Well, this is the painting from my last post. It was done plein air, meaning outdoors, from life. As I was walking towards the water, I saw that it was a lifeless blue-gray color, and I was a little disappointed. But I set up the easel, and the umbrella. By the time I was ready to paint, the water appeared a beautiful aqua! I thought, "Good, the light has changed!" And I proceeded to paint, but could hardly believe the color, and kept checking my mixtures against what I saw.
When I finished, I packed up my stuff and started back up the hill. Looking back at the water, it was that blue-gray again!
Now, if you look at the photo on my last post, you can see I was in a pretty deep shade under that umbrella. It is a Best-Brella, which is silver on the outside and black on the inside. And I was wearing a broad brimmed hat. With all that shade, my pupils were probably quite wide even though the sun was full blast. I know some artists say a white umbrella is enough, because it gives a filtered light which is more gentle, and your colors will be more accurate. What do you think?

Sunday, July 22, 2012

Crockett Paintout

I spent this morning painting plein air, as part of the Crockett Paintout. This is my view of the Carquinez Bridge, from the Carquinez Strait Regional Shoreline Park.  Here, I have completed the underpainting, to establish the basic composition and value pattern.

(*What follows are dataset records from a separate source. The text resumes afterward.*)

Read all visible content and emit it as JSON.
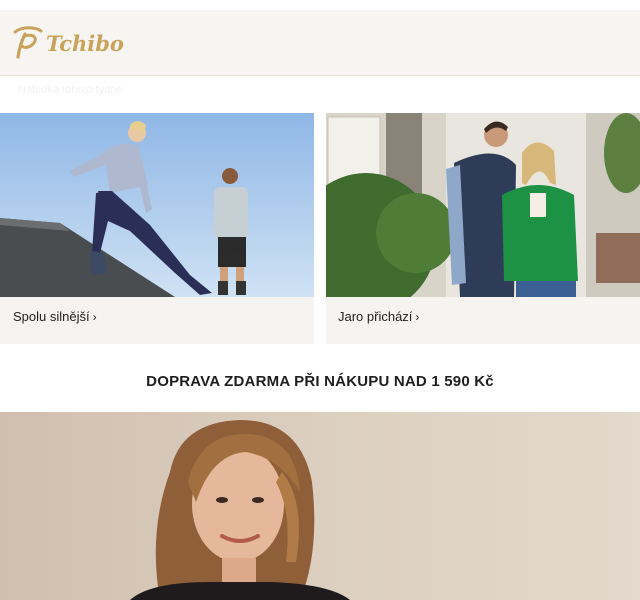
{
  "brand": {
    "name": "Tchibo",
    "color": "#c9a35b"
  },
  "header": {
    "subnav_text": "Nabídka tohoto týdne"
  },
  "tiles": [
    {
      "caption": "Spolu silnější",
      "chevron": "›",
      "image": "fitness-couple-photo"
    },
    {
      "caption": "Jaro přichází",
      "chevron": "›",
      "image": "spring-couple-photo"
    }
  ],
  "shipping_banner": {
    "text": "DOPRAVA ZDARMA PŘI NÁKUPU NAD 1 590 Kč"
  },
  "hero": {
    "image": "woman-portrait-photo"
  },
  "colors": {
    "header_bg": "#f7f5f1",
    "tile_bg": "#f6f4f1",
    "text": "#1e1e1e"
  }
}
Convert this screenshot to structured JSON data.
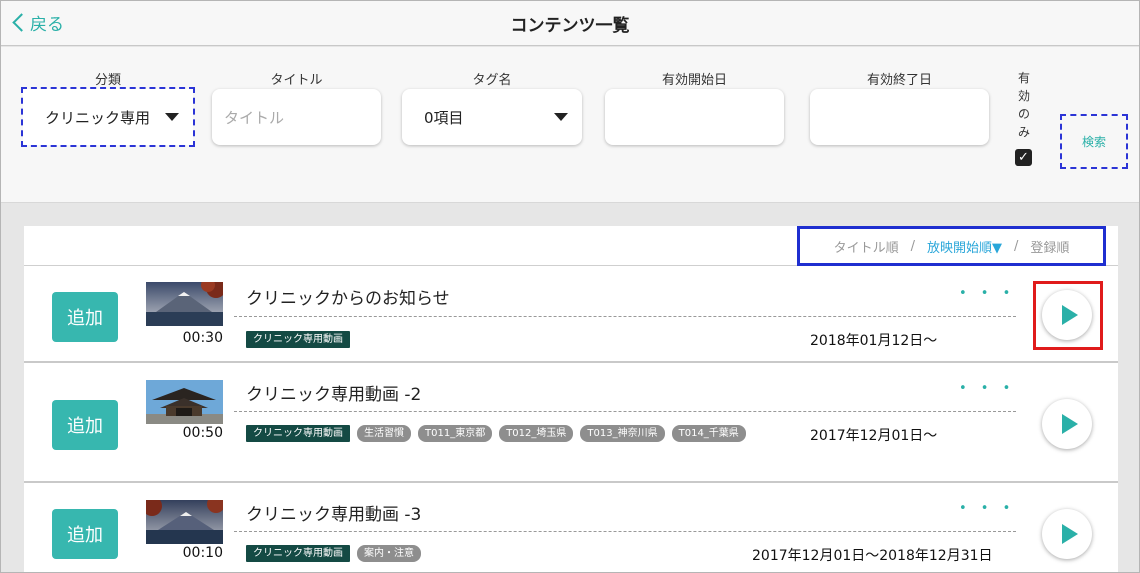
{
  "header": {
    "back_label": "戻る",
    "title": "コンテンツ一覧"
  },
  "filters": {
    "category": {
      "label": "分類",
      "value": "クリニック専用"
    },
    "title": {
      "label": "タイトル",
      "placeholder": "タイトル"
    },
    "tag": {
      "label": "タグ名",
      "value": "0項目"
    },
    "start_date": {
      "label": "有効開始日",
      "value": ""
    },
    "end_date": {
      "label": "有効終了日",
      "value": ""
    },
    "valid_only": {
      "label_chars": [
        "有",
        "効",
        "の",
        "み"
      ],
      "checked": true,
      "check_mark": "✓"
    },
    "search_label": "検索"
  },
  "sort": {
    "title_order": "タイトル順",
    "separator": "/",
    "start_order": "放映開始順▼",
    "register_order": "登録順"
  },
  "items": [
    {
      "add_label": "追加",
      "duration": "00:30",
      "title": "クリニックからのお知らせ",
      "more": "• • •",
      "tags": [
        {
          "text": "クリニック専用動画",
          "style": "primary"
        }
      ],
      "date": "2018年01月12日〜"
    },
    {
      "add_label": "追加",
      "duration": "00:50",
      "title": "クリニック専用動画 -2",
      "more": "• • •",
      "tags": [
        {
          "text": "クリニック専用動画",
          "style": "primary"
        },
        {
          "text": "生活習慣",
          "style": "gray"
        },
        {
          "text": "T011_東京都",
          "style": "gray"
        },
        {
          "text": "T012_埼玉県",
          "style": "gray"
        },
        {
          "text": "T013_神奈川県",
          "style": "gray"
        },
        {
          "text": "T014_千葉県",
          "style": "gray"
        }
      ],
      "date": "2017年12月01日〜"
    },
    {
      "add_label": "追加",
      "duration": "00:10",
      "title": "クリニック専用動画 -3",
      "more": "• • •",
      "tags": [
        {
          "text": "クリニック専用動画",
          "style": "primary"
        },
        {
          "text": "案内・注意",
          "style": "gray"
        }
      ],
      "date": "2017年12月01日〜2018年12月31日"
    }
  ],
  "colors": {
    "accent": "#2ab0a8",
    "add_button": "#37b7af",
    "sort_active": "#29a6d9",
    "annotation_blue": "#1f2fd0",
    "annotation_red": "#e01b1b"
  }
}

It was horribly windy, and I had to keep holding the easel to keep it from blowing over. Several times the umbrella "released" and just fell over (which is what it does, I guess to keep the easel from going over).

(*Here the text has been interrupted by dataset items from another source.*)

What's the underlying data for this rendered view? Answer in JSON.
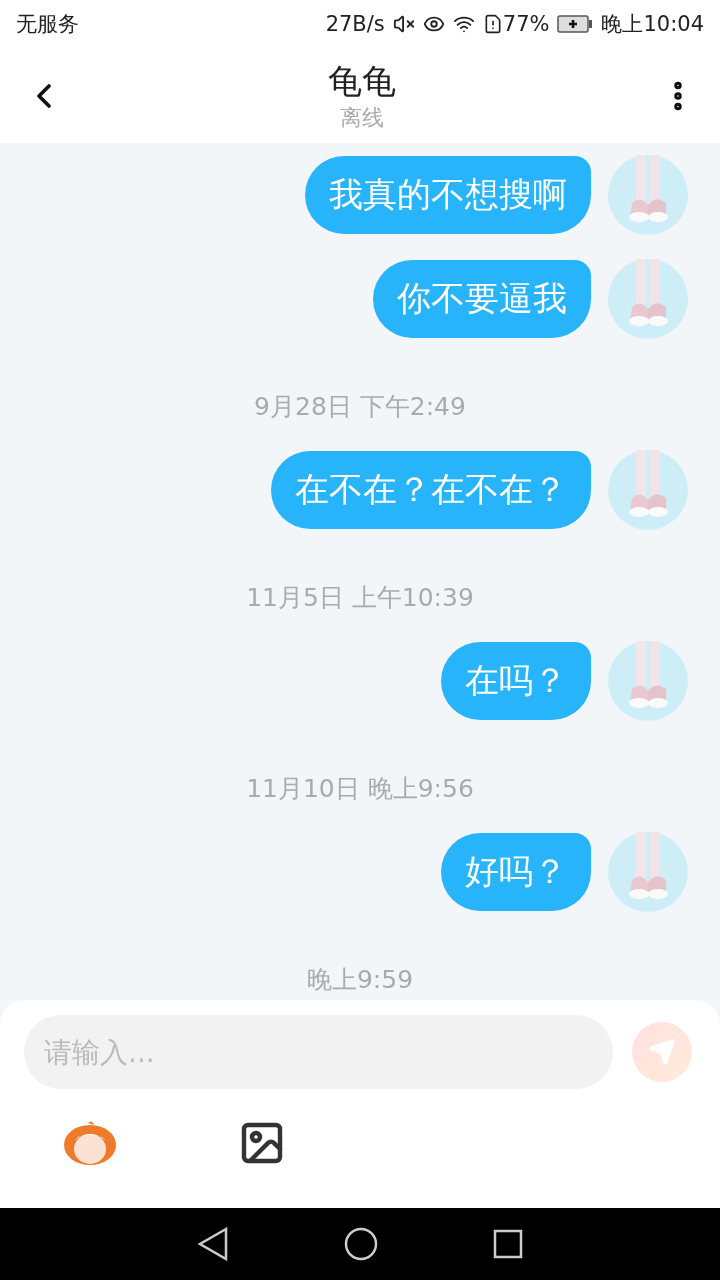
{
  "status_bar": {
    "carrier": "无服务",
    "speed": "27B/s",
    "battery": "77%",
    "time": "晚上10:04"
  },
  "header": {
    "title": "龟龟",
    "subtitle": "离线"
  },
  "messages": [
    {
      "kind": "message",
      "text": "我真的不想搜啊"
    },
    {
      "kind": "message",
      "text": "你不要逼我"
    },
    {
      "kind": "time",
      "text": "9月28日 下午2:49"
    },
    {
      "kind": "message",
      "text": "在不在？在不在？"
    },
    {
      "kind": "time",
      "text": "11月5日 上午10:39"
    },
    {
      "kind": "message",
      "text": "在吗？"
    },
    {
      "kind": "time",
      "text": "11月10日 晚上9:56"
    },
    {
      "kind": "message",
      "text": "好吗？"
    },
    {
      "kind": "time",
      "text": "晚上9:59"
    }
  ],
  "composer": {
    "placeholder": "请输入...",
    "send_disabled": true
  }
}
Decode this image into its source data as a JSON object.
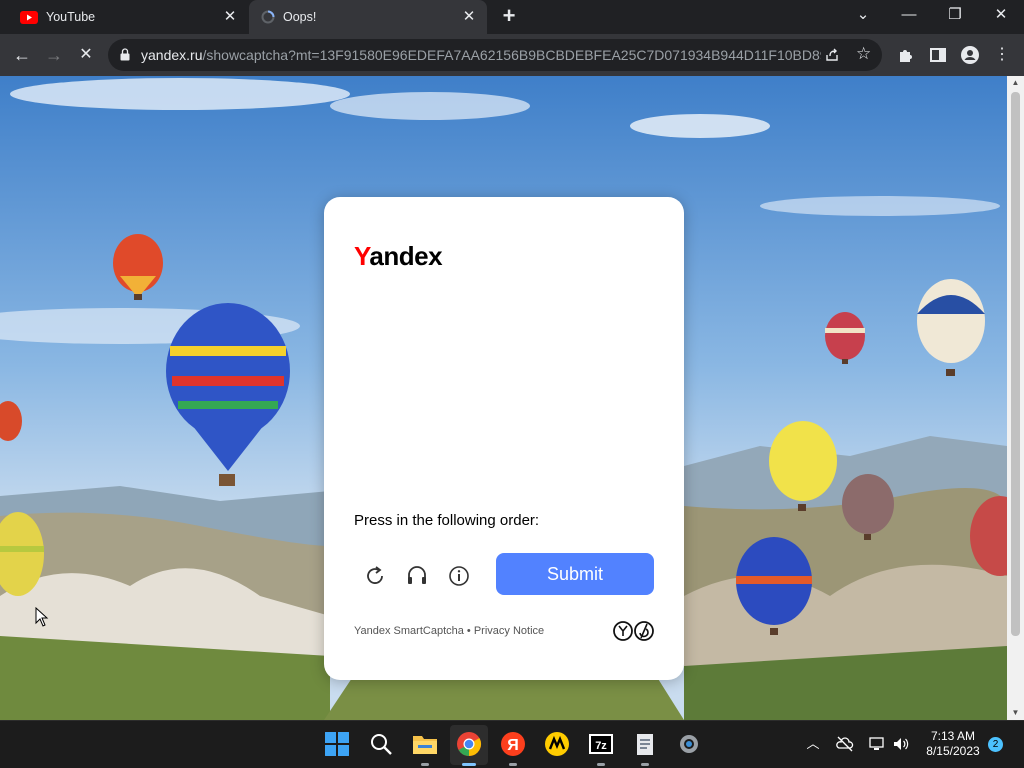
{
  "browser": {
    "tabs": [
      {
        "title": "YouTube",
        "icon": "youtube-icon",
        "active": false
      },
      {
        "title": "Oops!",
        "icon": "loading-spinner-icon",
        "active": true
      }
    ],
    "address": {
      "host": "yandex.ru",
      "path": "/showcaptcha?mt=13F91580E96EDEFA7AA62156B9BCBDEBFEA25C7D071934B944D11F10BD8981..."
    }
  },
  "captcha": {
    "logo_first": "Y",
    "logo_rest": "andex",
    "instruction": "Press in the following order:",
    "submit_label": "Submit",
    "footer_brand": "Yandex SmartCaptcha",
    "footer_sep": " • ",
    "footer_privacy": "Privacy Notice"
  },
  "taskbar": {
    "time": "7:13 AM",
    "date": "8/15/2023",
    "notifications": "2"
  },
  "colors": {
    "submit": "#5282ff",
    "yandex_red": "#ff0000",
    "chrome_dark": "#202124",
    "toolbar": "#35363a"
  }
}
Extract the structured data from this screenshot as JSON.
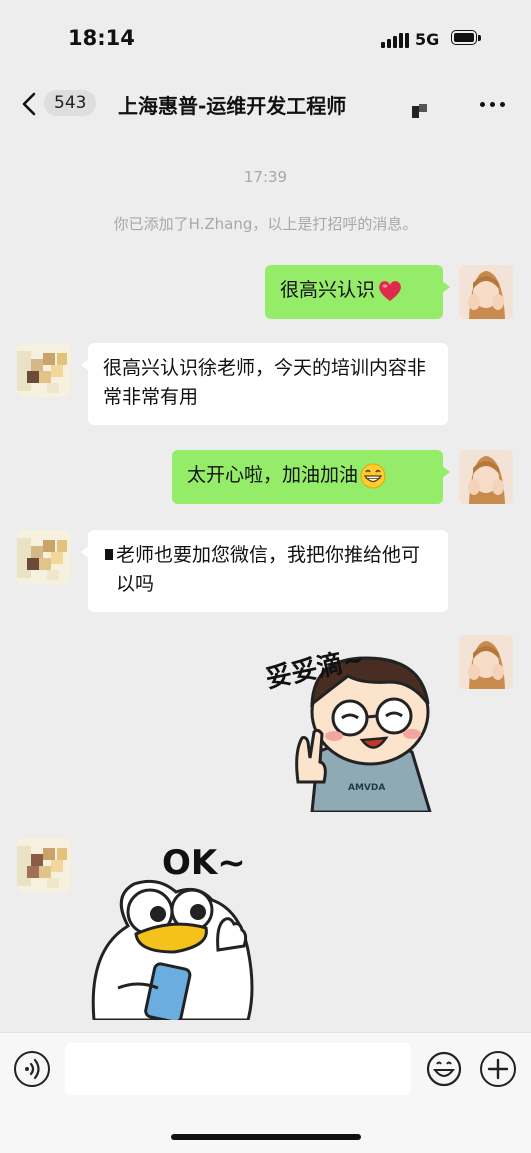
{
  "status_bar": {
    "time": "18:14",
    "network": "5G"
  },
  "header": {
    "back_count": "543",
    "title": "上海惠普-运维开发工程师"
  },
  "chat": {
    "timestamp": "17:39",
    "system_message": "你已添加了H.Zhang，以上是打招呼的消息。",
    "messages": [
      {
        "sender": "me",
        "text": "很高兴认识",
        "emoji": "red-heart"
      },
      {
        "sender": "other",
        "text": "很高兴认识徐老师，今天的培训内容非常非常有用"
      },
      {
        "sender": "me",
        "text": "太开心啦，加油加油",
        "emoji": "grinning-face"
      },
      {
        "sender": "other",
        "text": "老师也要加您微信，我把你推给他可以吗"
      },
      {
        "sender": "me",
        "type": "sticker",
        "sticker_text": "妥妥滴~",
        "shirt_text": "AMVDA"
      },
      {
        "sender": "other",
        "type": "sticker",
        "sticker_text": "OK~"
      }
    ]
  },
  "input_bar": {
    "placeholder": ""
  },
  "colors": {
    "my_bubble": "#95ec69",
    "other_bubble": "#ffffff",
    "background": "#ededed"
  }
}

People kept walking by and saying nice things about the painting, and of course, I invited them all to the exhibit, which is next Sunday. Each artist may show three paintings.

Tuesday, July 3, 2012

Packing a painting

Deepening Shadows in box
Today, I packed my latest sold painting for shipment. I always save the boxes that frames are shipped in when they come to me, because they are so great for shipping the paintings. And, the frame companies charge for boxing, so I have paid for the box. Don't know if you can see this, but the painting is being double boxed, with padding all around it. Isn't the new owner getting a beautiful work?

with postcard
Actually, I had postcards printed of this image. See how dreary the postcard looks compared to the original painting! Original art rocks!